Congress Should Lead on AI Policy, Not the States
The temptation to “do something” on artificial intelligence will grow as the midterm elections draw near and the media continues to focus on fears about anecdotal AI harms. In particular, state lawmakers will continue to pursue many AI-related initiatives in 2026.
Over 1,200 AI-related laws were floated in 2025, and more than 180 passed. While some of these regulations may be well-intentioned, and a few even necessary, it is likely many will run afoul of constitutional principles.
Constitutional Concerns
These constitutional flaws cannot be dismissed by analogizing AI to earlier technologies in which states played a significant legislative role. Much more so than the technologies that characterized the agrarian and industrial ages, AI development and deployment implicates interstate commerce and speech considerations, and accordingly, may in some cases violate the dormant commerce clause or the First Amendment.
AI Is Not Pencils or Pork Bellies
State AI regulations have a different nexus with interstate commerce than other state laws. These distinctions have legal consequences. In its 2023 ruling in National Pork Producers Council v. Ross, the U.S. Supreme Court upheld a California law that prevented the sale of pork that fell short of the state’s confinement standards.
A key factor in that decision was that out-of-state producers have myriad ways to alter their operations to minimize the disruptive effect of the law. In contrast, algorithmic and computational commerce often mandates just that. The underlying technology is highly interconnected, intangible, and instantaneous. From how AI is trained to how it is deployed by end users, a nationwide digital infrastructure is called on by many AI laws.
The modern digital economy and online speech thrive in the U.S. because, generally speaking, the nation has not treated digital data flows as uniquely geographic, place-dependent events. Bipartisan policies established in the mid-1990s helped ensure that did not happen.
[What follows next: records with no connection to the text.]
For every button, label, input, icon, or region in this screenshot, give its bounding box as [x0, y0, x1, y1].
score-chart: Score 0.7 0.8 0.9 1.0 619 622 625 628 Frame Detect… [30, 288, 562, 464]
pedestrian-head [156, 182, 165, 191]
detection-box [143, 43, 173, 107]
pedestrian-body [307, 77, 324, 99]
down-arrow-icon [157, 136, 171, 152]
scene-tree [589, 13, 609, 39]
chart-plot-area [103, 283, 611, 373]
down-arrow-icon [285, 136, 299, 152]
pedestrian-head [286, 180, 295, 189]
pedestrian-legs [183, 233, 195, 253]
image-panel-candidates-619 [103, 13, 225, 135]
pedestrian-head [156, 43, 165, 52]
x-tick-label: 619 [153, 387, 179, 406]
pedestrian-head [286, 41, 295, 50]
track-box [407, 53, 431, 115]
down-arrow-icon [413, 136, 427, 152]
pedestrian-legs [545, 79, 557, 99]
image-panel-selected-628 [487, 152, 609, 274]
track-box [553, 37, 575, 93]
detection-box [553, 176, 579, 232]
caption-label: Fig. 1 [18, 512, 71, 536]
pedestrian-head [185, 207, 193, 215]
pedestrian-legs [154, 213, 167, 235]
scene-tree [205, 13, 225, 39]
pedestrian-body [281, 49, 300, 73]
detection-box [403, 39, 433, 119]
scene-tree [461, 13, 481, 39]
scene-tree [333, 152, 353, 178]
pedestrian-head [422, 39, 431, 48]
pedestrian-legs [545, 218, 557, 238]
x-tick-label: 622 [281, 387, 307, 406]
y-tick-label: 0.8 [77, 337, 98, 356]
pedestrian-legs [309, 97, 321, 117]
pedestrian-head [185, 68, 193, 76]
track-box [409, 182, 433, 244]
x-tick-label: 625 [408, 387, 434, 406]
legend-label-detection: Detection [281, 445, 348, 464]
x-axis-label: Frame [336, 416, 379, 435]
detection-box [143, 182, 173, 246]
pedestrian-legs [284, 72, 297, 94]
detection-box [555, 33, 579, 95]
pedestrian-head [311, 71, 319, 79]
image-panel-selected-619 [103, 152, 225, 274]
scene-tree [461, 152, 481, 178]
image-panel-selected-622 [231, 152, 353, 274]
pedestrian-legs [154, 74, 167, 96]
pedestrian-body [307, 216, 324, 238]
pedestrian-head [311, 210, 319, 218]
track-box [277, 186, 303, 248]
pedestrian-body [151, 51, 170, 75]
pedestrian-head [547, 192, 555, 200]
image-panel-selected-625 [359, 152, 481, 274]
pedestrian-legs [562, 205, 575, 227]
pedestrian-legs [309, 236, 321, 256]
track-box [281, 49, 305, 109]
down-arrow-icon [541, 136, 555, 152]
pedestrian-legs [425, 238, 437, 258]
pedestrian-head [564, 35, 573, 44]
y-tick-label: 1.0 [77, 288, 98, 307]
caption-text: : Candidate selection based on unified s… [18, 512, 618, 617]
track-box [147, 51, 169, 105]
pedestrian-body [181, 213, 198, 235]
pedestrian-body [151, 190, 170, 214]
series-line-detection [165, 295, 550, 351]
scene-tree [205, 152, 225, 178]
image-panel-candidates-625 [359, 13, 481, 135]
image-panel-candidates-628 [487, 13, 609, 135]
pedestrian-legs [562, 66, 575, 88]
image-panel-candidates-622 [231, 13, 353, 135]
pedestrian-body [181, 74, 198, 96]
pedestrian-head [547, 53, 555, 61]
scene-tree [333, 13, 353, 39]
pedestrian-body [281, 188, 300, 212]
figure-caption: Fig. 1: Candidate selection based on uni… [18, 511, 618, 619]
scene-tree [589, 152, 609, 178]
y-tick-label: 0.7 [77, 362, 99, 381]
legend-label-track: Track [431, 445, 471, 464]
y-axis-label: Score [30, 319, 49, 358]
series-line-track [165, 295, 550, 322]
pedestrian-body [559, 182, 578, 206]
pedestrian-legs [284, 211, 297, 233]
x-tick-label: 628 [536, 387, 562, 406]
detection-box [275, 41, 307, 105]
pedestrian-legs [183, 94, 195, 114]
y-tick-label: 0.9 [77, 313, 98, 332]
Potential Pitfalls of State Regulation
An “AI Articles of Confederation” approach would reverse the past 30 years of digital technology policy and undermine the nation’s efforts to create a coherent national AI policy framework. Such a regulatory model will be particularly problematic for smaller innovators without the legal compliance teams needed to deal with the mountains of confusing and costly compliance requirements.
Moreover, the fact that AI is also an information technology means that there are often important speech-related considerations at stake that necessitate greater scrutiny and protection. For this reason, state efforts to legislate AI policy may be problematic not only because they create a confusing patchwork but also because some laws impose speech restrictions and obligations that violate the First Amendment.
The Role of Congress
When Congress chooses to remain silent on AI governance matters, a balkanized regulatory scenario could be where the nation is heading. An avalanche of parochial AI regulation looms as state and local governments appear ready to push the horizons of AI regulation further.
Congress must assert itself and create a national policy framework that limits the potential emergence of a fragmented regulatory environment. For instance, New York and California have both recently passed major bills addressing frontier AI systems, which should not dictate national standards for AI labs located outside their borders.
Conclusion
States will likely continue to have some leeway to legislate around novel algorithmic issues as they develop, but it is entirely reasonable for the federal government to have a say in how that process works to avoid definitional confusion and needless red tape that would deter interstate innovation and competition.
While both states and the federal government have roles to play in governing AI, getting this balance of powers and responsibilities right is not easy. Congress must not abdicate its responsibility and cede control over this interstate market to state and local officials.